30 Mar 2011 - 14h15Por Fátima News

A Eletrosul, dona da obra, ouviu as denúncias dos trabalhadores conta a construtora Engevix e Galvão, hoje pela manhã em Campo Grande

Os cinco trabalhadores presos e acusados de atear fogo alegam inocência e denunciam sessão de espancamento da PM na delegacia de Água Clara

Os cinco trabalhadores acusados injustamente de terem ateado fogo nos alojamentos, veículos e outras repartições no canteiro de obras da usina São Domingos que está sento construída no município de Água Clara, foram soltos ontem por intervenção da Força Sindical e do Sindicato dos Trabalhadores na Indústria da Construção Pesada de Mato Grosso do Sul (Sinticop/MS). Eles foram trazidos para Campo Grande onde farão exames de corpo de delito, pois alegam que foram espancados por policiais militares desde a tarde de quinta-feira (24), quando foram presos.

Hoje pela manhã eles estiveram na sede do sindicato, em Campo Grande, na presença de representantes da Eletrosul, dona da obra que está sendo construída pela Engevix e Galvão, que são acusadas pelos trabalhadores de inúmeras irregularidades, maus tratos, exploração de trabalho não remunerado e condições subhumanas de vida oferecida aos mais de mil trabalhadores que autam no local.

Renato Bunn, chefe de gabinete da presidência da Eletrosul se reuniu com os trabalhadores que estavam presos e com a diretoria do sindicato e da Força Sindical (nacional e regional), que estão acompanhando o caso desde o início dos conflitos. Renato disse que a Eletrosul tem o maior interesse em ver todas as questões levantadas pelos trabalhadores resolvidas. Ele se inteirou das denúncias e recebeu um ofício assinado pelas entidades sindicais constando 12 itens relativos aos problemas enfrentados pelos trabalhadores naquele canteiro de obras em Água Clara.

Idelmar da Mota Lima, presidente da Força Sindical Regional Mato Grosso do Sul e Estevão Rocha dos Santos, vice-presidente da entidade, estivam presentes à reunião hoje pela manhã com os trabalhadores. Eles receberam representantes da executiva nacional da Força Sindical que também estiveram em Água Clara, vendo in loco os problemas. Sales José da Silva, é diretor da nacional. Ele falou que a central vai acompanhar a resolução de todos os problemas levantados no local, como falta de pagamento, questões de higiene, truculência dos seguranças da empresa e tantos outros.

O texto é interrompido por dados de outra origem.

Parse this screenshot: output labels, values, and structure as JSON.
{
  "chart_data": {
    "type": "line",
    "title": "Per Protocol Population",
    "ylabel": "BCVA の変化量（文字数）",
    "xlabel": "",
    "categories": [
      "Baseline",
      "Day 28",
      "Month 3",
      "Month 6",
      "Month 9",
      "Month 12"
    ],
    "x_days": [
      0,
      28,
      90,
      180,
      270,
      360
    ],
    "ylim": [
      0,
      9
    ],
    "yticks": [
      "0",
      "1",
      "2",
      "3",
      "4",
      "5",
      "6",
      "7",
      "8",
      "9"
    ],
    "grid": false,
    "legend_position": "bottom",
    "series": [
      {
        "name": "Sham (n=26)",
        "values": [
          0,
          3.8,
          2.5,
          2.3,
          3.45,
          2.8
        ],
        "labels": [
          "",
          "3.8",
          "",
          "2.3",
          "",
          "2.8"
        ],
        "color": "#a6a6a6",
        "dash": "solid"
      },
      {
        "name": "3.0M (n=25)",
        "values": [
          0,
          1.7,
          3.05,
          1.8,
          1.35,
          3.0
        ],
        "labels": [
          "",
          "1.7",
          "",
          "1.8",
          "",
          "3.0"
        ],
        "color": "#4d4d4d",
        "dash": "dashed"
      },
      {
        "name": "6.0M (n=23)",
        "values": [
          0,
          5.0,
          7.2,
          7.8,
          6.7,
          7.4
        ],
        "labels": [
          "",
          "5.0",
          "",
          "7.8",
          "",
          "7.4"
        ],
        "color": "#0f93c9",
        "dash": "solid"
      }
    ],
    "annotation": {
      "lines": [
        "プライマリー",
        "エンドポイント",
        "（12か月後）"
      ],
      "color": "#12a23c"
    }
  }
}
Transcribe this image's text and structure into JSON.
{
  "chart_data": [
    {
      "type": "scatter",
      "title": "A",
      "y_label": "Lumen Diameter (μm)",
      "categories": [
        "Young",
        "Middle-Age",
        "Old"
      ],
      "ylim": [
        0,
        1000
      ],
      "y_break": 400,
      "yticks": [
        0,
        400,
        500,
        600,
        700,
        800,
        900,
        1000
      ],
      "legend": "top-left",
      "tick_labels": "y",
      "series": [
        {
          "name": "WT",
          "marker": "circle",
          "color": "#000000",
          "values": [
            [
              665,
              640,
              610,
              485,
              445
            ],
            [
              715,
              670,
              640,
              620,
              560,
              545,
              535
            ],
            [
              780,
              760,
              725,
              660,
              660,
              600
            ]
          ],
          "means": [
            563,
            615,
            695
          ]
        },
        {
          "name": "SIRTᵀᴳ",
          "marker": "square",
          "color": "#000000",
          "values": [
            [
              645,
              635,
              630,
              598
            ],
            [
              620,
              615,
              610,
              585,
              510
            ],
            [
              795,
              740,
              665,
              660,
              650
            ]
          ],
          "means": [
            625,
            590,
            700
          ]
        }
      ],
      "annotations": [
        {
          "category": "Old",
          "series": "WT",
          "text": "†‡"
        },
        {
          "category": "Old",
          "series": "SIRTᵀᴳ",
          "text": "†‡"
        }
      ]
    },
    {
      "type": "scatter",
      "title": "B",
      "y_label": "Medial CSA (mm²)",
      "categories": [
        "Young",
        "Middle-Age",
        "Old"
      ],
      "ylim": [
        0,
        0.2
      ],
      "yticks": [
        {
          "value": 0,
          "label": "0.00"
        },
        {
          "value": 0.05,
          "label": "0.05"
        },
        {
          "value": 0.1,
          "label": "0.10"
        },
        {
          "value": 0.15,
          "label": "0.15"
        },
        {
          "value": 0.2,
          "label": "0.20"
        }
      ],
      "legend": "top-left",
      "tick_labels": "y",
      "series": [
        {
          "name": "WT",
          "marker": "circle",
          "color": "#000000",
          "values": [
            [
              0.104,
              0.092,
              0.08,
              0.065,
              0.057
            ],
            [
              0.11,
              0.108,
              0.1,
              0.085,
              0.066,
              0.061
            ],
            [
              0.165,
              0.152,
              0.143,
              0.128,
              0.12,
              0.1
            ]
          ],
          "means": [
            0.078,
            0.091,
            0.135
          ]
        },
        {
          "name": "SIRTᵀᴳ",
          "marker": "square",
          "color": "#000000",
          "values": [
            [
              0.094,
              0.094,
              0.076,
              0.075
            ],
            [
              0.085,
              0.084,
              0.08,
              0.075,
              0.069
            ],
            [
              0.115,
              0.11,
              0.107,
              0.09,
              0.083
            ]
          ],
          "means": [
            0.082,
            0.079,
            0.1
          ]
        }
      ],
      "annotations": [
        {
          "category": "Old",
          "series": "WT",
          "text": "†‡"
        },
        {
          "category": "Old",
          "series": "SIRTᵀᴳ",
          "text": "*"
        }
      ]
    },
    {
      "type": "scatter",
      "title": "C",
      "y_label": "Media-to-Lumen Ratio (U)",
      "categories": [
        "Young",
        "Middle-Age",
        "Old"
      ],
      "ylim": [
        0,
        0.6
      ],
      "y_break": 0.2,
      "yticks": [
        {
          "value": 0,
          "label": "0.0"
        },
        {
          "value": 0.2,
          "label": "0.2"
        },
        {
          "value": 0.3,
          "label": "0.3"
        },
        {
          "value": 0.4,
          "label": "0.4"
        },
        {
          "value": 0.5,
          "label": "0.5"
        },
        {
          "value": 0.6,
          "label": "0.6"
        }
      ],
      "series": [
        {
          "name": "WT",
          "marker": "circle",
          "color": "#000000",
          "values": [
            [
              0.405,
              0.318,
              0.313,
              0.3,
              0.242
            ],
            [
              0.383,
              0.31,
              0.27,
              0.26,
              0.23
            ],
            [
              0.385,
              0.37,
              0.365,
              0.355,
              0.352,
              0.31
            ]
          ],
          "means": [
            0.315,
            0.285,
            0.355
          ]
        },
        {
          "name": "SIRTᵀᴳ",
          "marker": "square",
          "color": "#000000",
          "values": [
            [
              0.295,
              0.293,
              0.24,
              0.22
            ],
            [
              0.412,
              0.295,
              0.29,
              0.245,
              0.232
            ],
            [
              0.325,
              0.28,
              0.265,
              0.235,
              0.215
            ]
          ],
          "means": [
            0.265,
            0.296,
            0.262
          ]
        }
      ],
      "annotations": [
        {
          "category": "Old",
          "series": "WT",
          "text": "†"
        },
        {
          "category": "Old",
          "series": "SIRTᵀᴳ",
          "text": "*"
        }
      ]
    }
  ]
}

Marino Gomes de Oliveira, presidente do Sinticop/MS, responsável pela assistência àqueles trabalhadores da usina também vai acompanhar permanentemente o desenvolvimento dos trabalhos naquele canteiro de obras. “Não vamos permitir que os trabalhadores sejam lesados e injustiçados”, comentou. A CGTB (Central Geral dos Trabalhadores do Brasil) também está apoiando os trabalhadores da usina. José Lucas da Silva, diretor da central em Mato Grosso do Sul esteve hoje pela manhã na sede do Sinticop onde os trabalhadores formalizaram as denúncias.

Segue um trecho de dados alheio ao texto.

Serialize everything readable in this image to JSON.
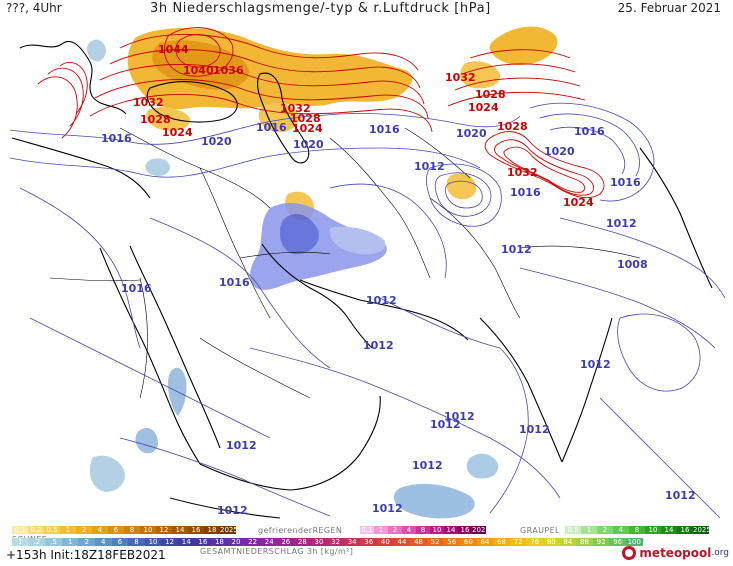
{
  "header": {
    "left": "???, 4Uhr",
    "title": "3h Niederschlagsmenge/-typ & r.Luftdruck [hPa]",
    "date": "25. Februar 2021"
  },
  "footer": {
    "run": "+153h Init:18Z18FEB2021",
    "logo_main": "meteopool",
    "logo_suffix": ".org"
  },
  "colors": {
    "high_pressure": "#cc0000",
    "low_pressure": "#3b3bb3",
    "snow": "#e0a400",
    "rain": "#6a7ee8",
    "coast": "#000000"
  },
  "legend": {
    "snow_title": "SCHNEE",
    "snow_cells": [
      {
        "t": "0.1",
        "c": "#fbe9a6"
      },
      {
        "t": "0.2",
        "c": "#f8dc7a"
      },
      {
        "t": "0.5",
        "c": "#f5cf53"
      },
      {
        "t": "1",
        "c": "#f1c031"
      },
      {
        "t": "2",
        "c": "#eab21d"
      },
      {
        "t": "4",
        "c": "#e3a40f"
      },
      {
        "t": "6",
        "c": "#d99509"
      },
      {
        "t": "8",
        "c": "#cd8506"
      },
      {
        "t": "10",
        "c": "#c07604"
      },
      {
        "t": "12",
        "c": "#b26702"
      },
      {
        "t": "14",
        "c": "#a25a01"
      },
      {
        "t": "16",
        "c": "#924d00"
      },
      {
        "t": "18",
        "c": "#824200"
      },
      {
        "t": "2025+",
        "c": "#6f3700"
      }
    ],
    "freezing_title": "gefrierenderREGEN",
    "freezing_cells": [
      {
        "t": "0.1",
        "c": "#f7c3e4"
      },
      {
        "t": "1",
        "c": "#f09ad3"
      },
      {
        "t": "2",
        "c": "#e871c2"
      },
      {
        "t": "4",
        "c": "#df4db0"
      },
      {
        "t": "8",
        "c": "#d02e9c"
      },
      {
        "t": "10",
        "c": "#ba1c87"
      },
      {
        "t": "14",
        "c": "#a21073"
      },
      {
        "t": "16",
        "c": "#880760"
      },
      {
        "t": "2025+",
        "c": "#6d0250"
      }
    ],
    "graupel_title": "GRAUPEL",
    "graupel_cells": [
      {
        "t": "0.5",
        "c": "#c9eec0"
      },
      {
        "t": "1",
        "c": "#a5e398"
      },
      {
        "t": "2",
        "c": "#82d672"
      },
      {
        "t": "4",
        "c": "#61c852"
      },
      {
        "t": "8",
        "c": "#47b53a"
      },
      {
        "t": "10",
        "c": "#33a029"
      },
      {
        "t": "14",
        "c": "#238a1d"
      },
      {
        "t": "16",
        "c": "#167514"
      },
      {
        "t": "2025+",
        "c": "#0c600d"
      }
    ],
    "total_title": "GESAMTNIEDERSCHLAG 3h [kg/m²]",
    "total_cells": [
      {
        "t": "1",
        "c": "#b9dde5"
      },
      {
        "t": ".2",
        "c": "#a9d4e0"
      },
      {
        "t": ".5",
        "c": "#93c8dc"
      },
      {
        "t": "1",
        "c": "#7db9d6"
      },
      {
        "t": "2",
        "c": "#6aa9cf"
      },
      {
        "t": "4",
        "c": "#5995c6"
      },
      {
        "t": "6",
        "c": "#4d80bd"
      },
      {
        "t": "8",
        "c": "#446bb3"
      },
      {
        "t": "10",
        "c": "#4059aa"
      },
      {
        "t": "12",
        "c": "#3f49a1"
      },
      {
        "t": "14",
        "c": "#3d3c98"
      },
      {
        "t": "16",
        "c": "#4a37a0"
      },
      {
        "t": "18",
        "c": "#5b33a6"
      },
      {
        "t": "20",
        "c": "#6b2fa9"
      },
      {
        "t": "22",
        "c": "#7b2ba5"
      },
      {
        "t": "24",
        "c": "#8a289c"
      },
      {
        "t": "26",
        "c": "#982691"
      },
      {
        "t": "28",
        "c": "#a52684"
      },
      {
        "t": "30",
        "c": "#b12876"
      },
      {
        "t": "32",
        "c": "#bc2c67"
      },
      {
        "t": "34",
        "c": "#c63257"
      },
      {
        "t": "36",
        "c": "#cf3947"
      },
      {
        "t": "40",
        "c": "#d74238"
      },
      {
        "t": "44",
        "c": "#dd4d2c"
      },
      {
        "t": "48",
        "c": "#e35a22"
      },
      {
        "t": "52",
        "c": "#e8691a"
      },
      {
        "t": "56",
        "c": "#ec7914"
      },
      {
        "t": "60",
        "c": "#ef8a10"
      },
      {
        "t": "64",
        "c": "#f19b0e"
      },
      {
        "t": "68",
        "c": "#f1ac10"
      },
      {
        "t": "72",
        "c": "#efbd17"
      },
      {
        "t": "76",
        "c": "#e9cc22"
      },
      {
        "t": "80",
        "c": "#d8d22e"
      },
      {
        "t": "84",
        "c": "#bfd23b"
      },
      {
        "t": "88",
        "c": "#a2ce48"
      },
      {
        "t": "92",
        "c": "#84c856"
      },
      {
        "t": "96",
        "c": "#68c062"
      },
      {
        "t": "100",
        "c": "#4eb66d"
      }
    ]
  },
  "pressure_labels": [
    {
      "text": "1044",
      "type": "high"
    },
    {
      "text": "1040",
      "type": "high"
    },
    {
      "text": "1036",
      "type": "high"
    },
    {
      "text": "1032",
      "type": "high"
    },
    {
      "text": "1028",
      "type": "high"
    },
    {
      "text": "1024",
      "type": "high"
    },
    {
      "text": "1032",
      "type": "high"
    },
    {
      "text": "1028",
      "type": "high"
    },
    {
      "text": "1024",
      "type": "high"
    },
    {
      "text": "1032",
      "type": "high"
    },
    {
      "text": "1028",
      "type": "high"
    },
    {
      "text": "1024",
      "type": "high"
    },
    {
      "text": "1028",
      "type": "high"
    },
    {
      "text": "1032",
      "type": "high"
    },
    {
      "text": "1024",
      "type": "high"
    },
    {
      "text": "1016",
      "type": "low"
    },
    {
      "text": "1020",
      "type": "low"
    },
    {
      "text": "1016",
      "type": "low"
    },
    {
      "text": "1020",
      "type": "low"
    },
    {
      "text": "1016",
      "type": "low"
    },
    {
      "text": "1020",
      "type": "low"
    },
    {
      "text": "1020",
      "type": "low"
    },
    {
      "text": "1016",
      "type": "low"
    },
    {
      "text": "1016",
      "type": "low"
    },
    {
      "text": "1016",
      "type": "low"
    },
    {
      "text": "1012",
      "type": "low"
    },
    {
      "text": "1012",
      "type": "low"
    },
    {
      "text": "1008",
      "type": "low"
    },
    {
      "text": "1016",
      "type": "low"
    },
    {
      "text": "1016",
      "type": "low"
    },
    {
      "text": "1012",
      "type": "low"
    },
    {
      "text": "1012",
      "type": "low"
    },
    {
      "text": "1012",
      "type": "low"
    },
    {
      "text": "1012",
      "type": "low"
    },
    {
      "text": "1012",
      "type": "low"
    },
    {
      "text": "1012",
      "type": "low"
    },
    {
      "text": "1012",
      "type": "low"
    },
    {
      "text": "1012",
      "type": "low"
    },
    {
      "text": "1012",
      "type": "low"
    },
    {
      "text": "1012",
      "type": "low"
    },
    {
      "text": "1012",
      "type": "low"
    },
    {
      "text": "1012",
      "type": "low"
    }
  ]
}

TRUCULÊNCIA– Joel Carvalho dos Santos, 26 anos, carpinteiro, Otair Francisco Clementino, 23 anos, armador; José Alfonso Soares, 22 anos, armador; José Airton de Medeiros, 42 anos, Pedreiro e Franklan Ferreira dos Santos, 34 anos, feitor, alegam inocência e que estavam em meio aos mais de 800 trabalhadores no dia em que muitos deles resolveram por fogo em quase tudo. “A polícia chegou depois que tudo já pegava fogo e nos pegou em meio às pessoas como se fôssemos culpados. Eles queriam culpar alguém e nos pegaram aleatoriamente”, conta Franklan Ferreira que tem hematomas nas costas, braços e peito, provocados por espancamento que recebeu desde os primeiros momentos em que foi detido.

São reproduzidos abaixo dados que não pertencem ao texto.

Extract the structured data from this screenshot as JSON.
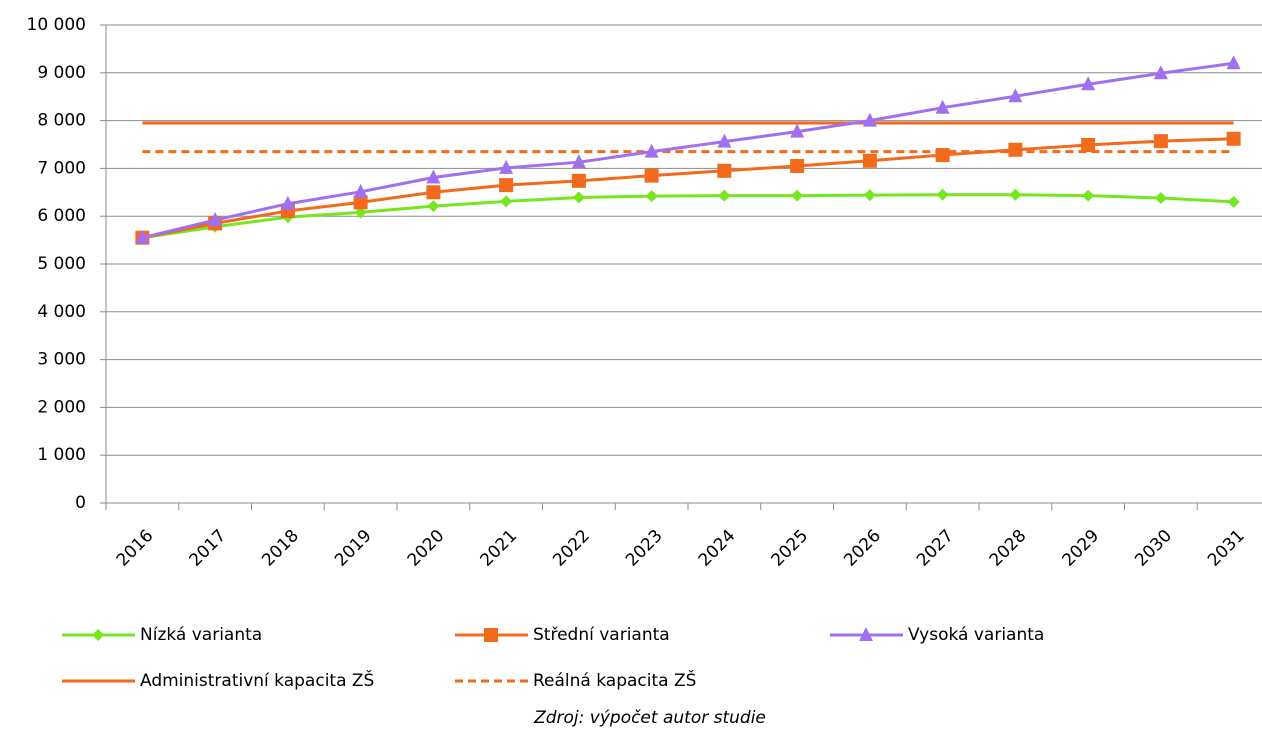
{
  "chart_data": {
    "type": "line",
    "categories": [
      "2016",
      "2017",
      "2018",
      "2019",
      "2020",
      "2021",
      "2022",
      "2023",
      "2024",
      "2025",
      "2026",
      "2027",
      "2028",
      "2029",
      "2030",
      "2031"
    ],
    "series": [
      {
        "name": "Nízká varianta",
        "color": "#76e61e",
        "marker": "diamond",
        "dash": false,
        "values": [
          5550,
          5780,
          5980,
          6080,
          6210,
          6310,
          6390,
          6420,
          6430,
          6430,
          6440,
          6450,
          6450,
          6430,
          6380,
          6300
        ]
      },
      {
        "name": "Střední varianta",
        "color": "#f26a1b",
        "marker": "square",
        "dash": false,
        "values": [
          5550,
          5850,
          6110,
          6290,
          6500,
          6650,
          6740,
          6850,
          6950,
          7050,
          7160,
          7280,
          7390,
          7490,
          7570,
          7620
        ]
      },
      {
        "name": "Vysoká varianta",
        "color": "#a070f0",
        "marker": "triangle",
        "dash": false,
        "values": [
          5550,
          5920,
          6260,
          6510,
          6810,
          7010,
          7130,
          7350,
          7560,
          7770,
          8000,
          8270,
          8510,
          8760,
          8990,
          9200
        ]
      },
      {
        "name": "Administrativní kapacita ZŠ",
        "color": "#f26a1b",
        "marker": null,
        "dash": false,
        "values": [
          7950,
          7950,
          7950,
          7950,
          7950,
          7950,
          7950,
          7950,
          7950,
          7950,
          7950,
          7950,
          7950,
          7950,
          7950,
          7950
        ]
      },
      {
        "name": "Reálná kapacita ZŠ",
        "color": "#f26a1b",
        "marker": null,
        "dash": true,
        "values": [
          7350,
          7350,
          7350,
          7350,
          7350,
          7350,
          7350,
          7350,
          7350,
          7350,
          7350,
          7350,
          7350,
          7350,
          7350,
          7350
        ]
      }
    ],
    "ylim": [
      0,
      10000
    ],
    "yticks": [
      0,
      {
        "value": 1000,
        "label": "1 000"
      },
      {
        "value": 2000,
        "label": "2 000"
      },
      {
        "value": 3000,
        "label": "3 000"
      },
      {
        "value": 4000,
        "label": "4 000"
      },
      {
        "value": 5000,
        "label": "5 000"
      },
      {
        "value": 6000,
        "label": "6 000"
      },
      {
        "value": 7000,
        "label": "7 000"
      },
      {
        "value": 8000,
        "label": "8 000"
      },
      {
        "value": 9000,
        "label": "9 000"
      },
      {
        "value": 10000,
        "label": "10 000"
      }
    ],
    "grid": true,
    "source": "Zdroj: výpočet autor studie"
  }
}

Eles contaram que até armas sobre suas cabeças os policiais colocam na delegacia em Água Clara e que os teriam obrigado a assinar “vários papéis, vários documentos que nem sabemos do que tratavam”, conta Joel Carvalho que está com problema de audição no ouvido direito, provocado pela arma que foi “enfiada” no seu ouvido.

REIVINDICAÇÕES– Os trabalhadores da Usina São Domingos fazem as seguintes reivindicações às empresas Engevix e Galvão, conforme documento elaborado pelo Sindicato e Força Sindical e entregue também à Eletrosul:

1 – Faltas inexistentes descontadas. Os trabalhadores reclamam do desconto de dias, sem que os mesmos tenham faltado. Quando reclamam são forçados a pedir demissão e assediados moralmente;

2 – Truculências dos seguranas – A segurança patrimonial Rondai não está qualificada para tratar com os trabalhadores e acaba perdendo a razão e agredindo os mesmos.

3 – Maus condições dos alojamentos – Os trabalhadores reclamam que há vazamento de esgotos próximo aos vestiários, alojamentos e até dos refeitórios, provocando cheiro insuportável;

4 – Falta de pagamento de horas extras;

5 – Diversos problemas nos horários de refeições (muita fila) – Os trabalhadores denunciam que há apenas uma catraca para controlar a entrada centenas de pessoas no refeitório;

6 – Isolamento por falta de comunicação com seus familiares;

7 – Baixos salários – Reivindicam que o sindicato da categoria tenha acesso ao contrato entre a Eletrosul e o consórcio para que possa ser negociado em momento oportuno melhores salários para os trabalhadores;

8 – Falta de transportes durante a semana – Eles reclamam que são proibidos de ir para a cidade durante a semana, mesmo que tenham necessidades e que só é permitida a ida dos encarregados e que a empresa fornece transporte somente para esses;

9 – Pagamento das horas “in intineres” – reivindicam que a empresa pague as horas referentes entre a saída do alojamento ao local de trabalho e vice-versa.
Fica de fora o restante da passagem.